Focus on skin pigmentation
Each skin type has its own characteristics. Skin tone, reaction to the sun and the way in which the skin copes with natural ageing are all variable. Understanding skin pigmentation makes it easier to identify skin-related conditions and to guide you towards appropriate treatments.
What is skin pigmentation ?
The skin has a natural colour that does not depend on its exposure to the sun. This colour depends on melanocytes, the cells that produce the natural pigments called melanin.
Each pigmentation results from the combination of two kinds of melanin, namely pheomelanins and eumelanins, which are produced in varying proportions. When the natural colour of the skin is light, pheomelanins are produced in abundance. The same applies to naturally red-haired individuals. This type of pigment offers no protection against ultraviolet light. When the skin colour varies from brown to black, it means that the cells produce a majority of eumelanins, pigments that protect against ultraviolet light.
Skin pigmentation: how it works
The pigmentation phenomenon is based on the reaction of skin cells to the action of certain biological mediators. The availability of melanocytes leads to the synthesis of melanin which is distributed throughout the different layers of the epidermis.
The renewal of the skin cells allows the melanin to rise to the surface and therefore to tint the skin evenly.
What can be the different problems linked to skin pigmentation ?
Sometimes the pigmentation cycle does not proceed correctly, which results in the lack of homogeneity of the natural colour of the skin. Hyperpigmentation is the most common phenomenon. It results in the appearance of brown spots (lentigos), usually in the form of circular patches of widely varying diameter.
Intensive exposure to the sun’s ultraviolet rays is the main cause of hyperpigmentation. The cells produce melanin continuously and the normal proportions of pheomelanins/eumelanins are no longer maintained. People who work outdoors, who do not protect themselves sufficiently or not at all against UV rays are the main ones affected. Lentigos appear on the most exposed areas such as the face, neck, arms and hands.
Hyperpigmentation can also result from the natural ageing of the skin. People with a fair complexion are more affected, especially from the age of 50.
Hyperpigmentation is a pathology that can have hormonal causes (pregnancy, contraception, etc.). In this case, it tends to disappear when hormone secretion returns to balance.
Other factors such as cosmetic and/or pharmaceutical active ingredients from photosensitive plants, mechanical rubbing or the consequences of skin irritation/inflammation can also cause hyperpigmentation.
It should also be noted that the skin can also be depigmented.
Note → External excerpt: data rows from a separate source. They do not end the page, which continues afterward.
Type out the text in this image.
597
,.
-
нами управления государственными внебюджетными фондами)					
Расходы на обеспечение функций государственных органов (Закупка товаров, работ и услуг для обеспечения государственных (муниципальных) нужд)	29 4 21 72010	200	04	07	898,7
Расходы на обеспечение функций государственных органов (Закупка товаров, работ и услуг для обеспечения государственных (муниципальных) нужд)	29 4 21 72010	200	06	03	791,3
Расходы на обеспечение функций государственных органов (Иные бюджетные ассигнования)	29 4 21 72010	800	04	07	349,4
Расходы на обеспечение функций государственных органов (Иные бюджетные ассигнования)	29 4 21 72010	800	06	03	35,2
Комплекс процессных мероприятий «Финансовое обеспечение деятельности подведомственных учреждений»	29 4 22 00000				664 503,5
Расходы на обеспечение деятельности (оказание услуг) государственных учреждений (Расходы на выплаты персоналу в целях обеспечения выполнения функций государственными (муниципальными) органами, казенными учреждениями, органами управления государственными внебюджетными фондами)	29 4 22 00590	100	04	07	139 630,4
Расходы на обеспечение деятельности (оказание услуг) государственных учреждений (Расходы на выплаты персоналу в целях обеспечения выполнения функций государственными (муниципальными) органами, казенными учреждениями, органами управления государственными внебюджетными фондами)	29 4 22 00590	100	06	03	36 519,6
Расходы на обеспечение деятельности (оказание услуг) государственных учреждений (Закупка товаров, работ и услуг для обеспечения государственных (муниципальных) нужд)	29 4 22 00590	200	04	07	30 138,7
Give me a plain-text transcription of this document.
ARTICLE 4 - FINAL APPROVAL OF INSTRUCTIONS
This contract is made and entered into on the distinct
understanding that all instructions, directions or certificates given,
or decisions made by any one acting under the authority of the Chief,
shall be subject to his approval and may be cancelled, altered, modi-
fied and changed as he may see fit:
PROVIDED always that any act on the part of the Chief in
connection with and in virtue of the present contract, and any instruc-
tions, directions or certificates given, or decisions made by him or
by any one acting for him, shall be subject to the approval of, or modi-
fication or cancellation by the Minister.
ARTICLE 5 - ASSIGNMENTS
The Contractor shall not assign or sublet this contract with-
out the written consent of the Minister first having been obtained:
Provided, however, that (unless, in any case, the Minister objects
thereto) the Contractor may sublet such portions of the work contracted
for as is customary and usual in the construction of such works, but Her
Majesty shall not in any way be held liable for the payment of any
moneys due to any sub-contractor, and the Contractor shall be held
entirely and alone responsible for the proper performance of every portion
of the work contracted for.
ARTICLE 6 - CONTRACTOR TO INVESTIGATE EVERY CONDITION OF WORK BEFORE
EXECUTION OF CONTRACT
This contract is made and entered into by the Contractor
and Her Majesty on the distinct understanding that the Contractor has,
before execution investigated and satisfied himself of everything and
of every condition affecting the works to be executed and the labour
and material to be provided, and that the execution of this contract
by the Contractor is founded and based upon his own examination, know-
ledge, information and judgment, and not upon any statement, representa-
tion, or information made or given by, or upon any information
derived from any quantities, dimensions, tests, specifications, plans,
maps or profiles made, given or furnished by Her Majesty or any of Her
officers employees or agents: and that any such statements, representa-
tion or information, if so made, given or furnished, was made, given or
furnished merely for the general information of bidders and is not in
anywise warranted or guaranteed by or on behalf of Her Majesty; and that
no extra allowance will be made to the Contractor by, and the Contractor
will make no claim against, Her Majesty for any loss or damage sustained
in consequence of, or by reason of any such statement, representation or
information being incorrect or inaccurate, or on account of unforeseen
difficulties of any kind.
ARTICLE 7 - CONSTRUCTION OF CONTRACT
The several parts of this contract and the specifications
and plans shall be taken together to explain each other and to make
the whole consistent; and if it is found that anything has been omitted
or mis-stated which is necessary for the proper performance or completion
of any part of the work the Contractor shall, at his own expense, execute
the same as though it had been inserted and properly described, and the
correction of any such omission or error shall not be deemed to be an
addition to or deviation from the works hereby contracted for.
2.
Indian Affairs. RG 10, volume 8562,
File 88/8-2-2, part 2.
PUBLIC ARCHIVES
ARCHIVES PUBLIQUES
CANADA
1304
These are not dark spots but lighter spots on the surface of the epidermis. This condition is most often due to excessive production of pheomelanins as a result of excessive UV exposure. Hypopigmentation can also result from burns or genetic causes such as atopic dermatitis and vitiligo, among others.
Focus on the company Phenocell
PHENOCELL is a CRO, i.e. a contract research organisation. Based in Grasse, it focuses its work on ophthalmology and dermatology. The preclinical research exploits new technologies, in particular the reproduction of cells in vitro, which makes it possible to multiply trials leading to tailor-made treatment protocols.
The technology used is among the most advanced. Indeed, Phenocell offers individual solutions to each pathology it studies. The company develops targeted protocols to solve skin problems while preserving the pigmentation process.
The role Phenocell’s technology can play in acne
On the dermatological side, Phenocell does not only focus on skin pigmentation problems. The CRO also devotes part of its research to a common and often disabling phenomenon: acne. Worldwide, approximately 80% of young people between the ages of 11 and 30 and about 40% of the adult population are affected by acne breakouts.
Pimples and redness appear on the surface of the skin when the pores are clogged with sebum. Bacteria and dead skin cells that are not removed can also cause pores to become clogged and thus promote acne. Environmental and genetic causes are the most common, but in some cases it is essential to adopt tailor-made treatments.
In response to these specific needs, Phenocell has developed a protocol based on sebocyte production. Numerous biological tests have already been carried out to observe and understand seborrheic dysfunction. However, studies are continuing with a view to multiplying the associated solutions and thus offering individualised treatments.
90% of the companies that have conducted active ingredient tests with Phenocell are satisfied with the results obtained.
Cosmetic and dermatological treatments must take into account the pigmentation of the skin to be effective. Biotechnology specialists are therefore working on research to ensure that this key element is respected.